Кэрфорд подошел к ней и, склонив колено, поцеловал ее руку, что было ему милостиво позволено.

– Я сделаю все на свете, чтобы получить свою награду! – пылко воскликнул он.

– Я прошу только то, что вы мне сами предложили, – холодно ответила Барбара. – Если это – что‑нибудь вроде договора, милорд…

– Нет, нет! – возразил Кэрфорд, снова схватывая ее руку, но она была быстро отдернута, и Барбара с поклоном прошла мимо, даже не оглянувшись ни разу.

Кэрфорд, не получив даже ночлега, ошибясь в расчете увезти свою даму и будучи замешан в рискованное предприятие, которое ему очень не нравилось, даже без надежды получить за то желанную награду, должен был искать убежища в гостинице, как ему посоветовала Барбара. Не одно крупное проклятье сорвалось с его губ, когда ему пришлось со своими слугами впотьмах тащиться в гостиницу и будить уже спавшего хозяина. Не скоро удалось добудиться того, после яростного стука в дверь. Наконец их впустили, а я пошел домой.

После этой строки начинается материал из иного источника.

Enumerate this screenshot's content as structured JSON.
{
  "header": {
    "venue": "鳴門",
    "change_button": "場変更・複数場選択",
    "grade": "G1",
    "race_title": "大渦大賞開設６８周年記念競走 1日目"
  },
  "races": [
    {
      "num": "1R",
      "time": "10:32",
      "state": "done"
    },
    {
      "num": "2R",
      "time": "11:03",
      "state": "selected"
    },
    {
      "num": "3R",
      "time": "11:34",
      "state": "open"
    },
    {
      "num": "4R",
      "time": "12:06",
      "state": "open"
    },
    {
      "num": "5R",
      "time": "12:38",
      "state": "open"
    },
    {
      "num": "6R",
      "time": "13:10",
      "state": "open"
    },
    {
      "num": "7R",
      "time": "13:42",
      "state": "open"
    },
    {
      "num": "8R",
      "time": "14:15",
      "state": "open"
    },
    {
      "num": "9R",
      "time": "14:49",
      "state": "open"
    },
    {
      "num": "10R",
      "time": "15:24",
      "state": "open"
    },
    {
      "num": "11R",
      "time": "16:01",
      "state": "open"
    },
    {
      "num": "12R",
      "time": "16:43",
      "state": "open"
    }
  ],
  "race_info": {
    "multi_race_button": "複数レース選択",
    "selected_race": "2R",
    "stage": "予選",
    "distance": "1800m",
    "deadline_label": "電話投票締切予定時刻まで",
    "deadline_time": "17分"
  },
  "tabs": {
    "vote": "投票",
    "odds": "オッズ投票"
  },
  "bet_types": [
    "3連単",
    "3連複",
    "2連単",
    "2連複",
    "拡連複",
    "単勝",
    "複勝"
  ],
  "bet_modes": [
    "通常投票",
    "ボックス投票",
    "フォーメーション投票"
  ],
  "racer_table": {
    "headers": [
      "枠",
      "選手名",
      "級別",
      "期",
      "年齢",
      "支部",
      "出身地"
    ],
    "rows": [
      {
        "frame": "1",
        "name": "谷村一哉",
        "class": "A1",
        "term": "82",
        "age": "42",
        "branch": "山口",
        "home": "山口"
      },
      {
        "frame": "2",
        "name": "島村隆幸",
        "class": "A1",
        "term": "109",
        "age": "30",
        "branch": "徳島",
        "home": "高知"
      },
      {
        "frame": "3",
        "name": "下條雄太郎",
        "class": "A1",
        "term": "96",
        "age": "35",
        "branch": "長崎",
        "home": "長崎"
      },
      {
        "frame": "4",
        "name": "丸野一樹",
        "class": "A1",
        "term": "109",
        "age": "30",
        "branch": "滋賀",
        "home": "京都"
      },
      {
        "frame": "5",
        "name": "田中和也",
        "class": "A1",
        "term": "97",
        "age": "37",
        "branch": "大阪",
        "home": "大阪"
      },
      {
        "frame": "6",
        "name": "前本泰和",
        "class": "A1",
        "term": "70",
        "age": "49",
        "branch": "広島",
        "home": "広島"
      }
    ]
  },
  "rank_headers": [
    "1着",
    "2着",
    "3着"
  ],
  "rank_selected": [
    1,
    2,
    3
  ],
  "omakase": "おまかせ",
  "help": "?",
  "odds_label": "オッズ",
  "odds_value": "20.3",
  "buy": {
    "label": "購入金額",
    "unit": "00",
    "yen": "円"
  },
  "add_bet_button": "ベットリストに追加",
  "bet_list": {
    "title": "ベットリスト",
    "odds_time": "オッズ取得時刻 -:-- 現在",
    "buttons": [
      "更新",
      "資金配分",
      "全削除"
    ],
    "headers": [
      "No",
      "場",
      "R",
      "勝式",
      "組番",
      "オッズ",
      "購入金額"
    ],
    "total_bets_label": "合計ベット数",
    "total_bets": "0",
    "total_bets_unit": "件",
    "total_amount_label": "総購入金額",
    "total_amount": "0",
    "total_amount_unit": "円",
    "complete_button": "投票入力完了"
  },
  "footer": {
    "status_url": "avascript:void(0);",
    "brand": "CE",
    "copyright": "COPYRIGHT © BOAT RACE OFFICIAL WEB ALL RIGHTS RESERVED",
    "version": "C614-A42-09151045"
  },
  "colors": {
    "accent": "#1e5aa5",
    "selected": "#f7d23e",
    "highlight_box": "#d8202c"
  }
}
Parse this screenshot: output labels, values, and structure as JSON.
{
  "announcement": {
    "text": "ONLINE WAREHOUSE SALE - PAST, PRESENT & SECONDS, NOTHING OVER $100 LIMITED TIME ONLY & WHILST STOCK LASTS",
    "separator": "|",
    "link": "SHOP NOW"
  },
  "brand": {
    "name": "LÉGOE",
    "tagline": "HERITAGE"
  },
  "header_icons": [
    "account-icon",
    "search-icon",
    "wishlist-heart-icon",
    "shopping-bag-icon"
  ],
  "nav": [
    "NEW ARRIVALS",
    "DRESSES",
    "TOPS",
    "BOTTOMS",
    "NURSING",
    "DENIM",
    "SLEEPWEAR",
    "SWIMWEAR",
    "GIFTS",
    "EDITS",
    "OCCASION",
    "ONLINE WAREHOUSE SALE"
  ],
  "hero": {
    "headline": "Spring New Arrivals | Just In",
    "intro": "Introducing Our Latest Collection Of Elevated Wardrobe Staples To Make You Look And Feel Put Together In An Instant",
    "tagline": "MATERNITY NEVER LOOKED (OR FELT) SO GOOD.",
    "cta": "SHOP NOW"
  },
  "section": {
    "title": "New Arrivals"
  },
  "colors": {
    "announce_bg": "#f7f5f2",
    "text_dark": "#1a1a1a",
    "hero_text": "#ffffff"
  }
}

Должен сознаться, я следил за ними и не мог успокоиться, пока не увидел своими глазами, куда девался Кэрфорд; и, как оказалось, я поступил правильно. Следить за своим соперником со страстным чувством ревности и потом, вместо того, чтобы спокойно спать в своей удобной постели, бродить всю ночь под окнами своей возлюбленной – было вполне естественно, и меня поймет каждый, кто бывал сам в таком положении.

Хотя когда‑то, в этом же самом парке, я мечтал о другой, но ведь в сердце бывают свои резолюции, как и во всяком государстве, а после дней смуты прежний властелин возвращается обратно. Много было приверженцев у короля Карла, которые, однако, не были против Кромвеля в свое время. Поэтому я не вспомню злом узурпатора своего сердца, хотя истинная его королева и должна была вернуться на свой престол снова.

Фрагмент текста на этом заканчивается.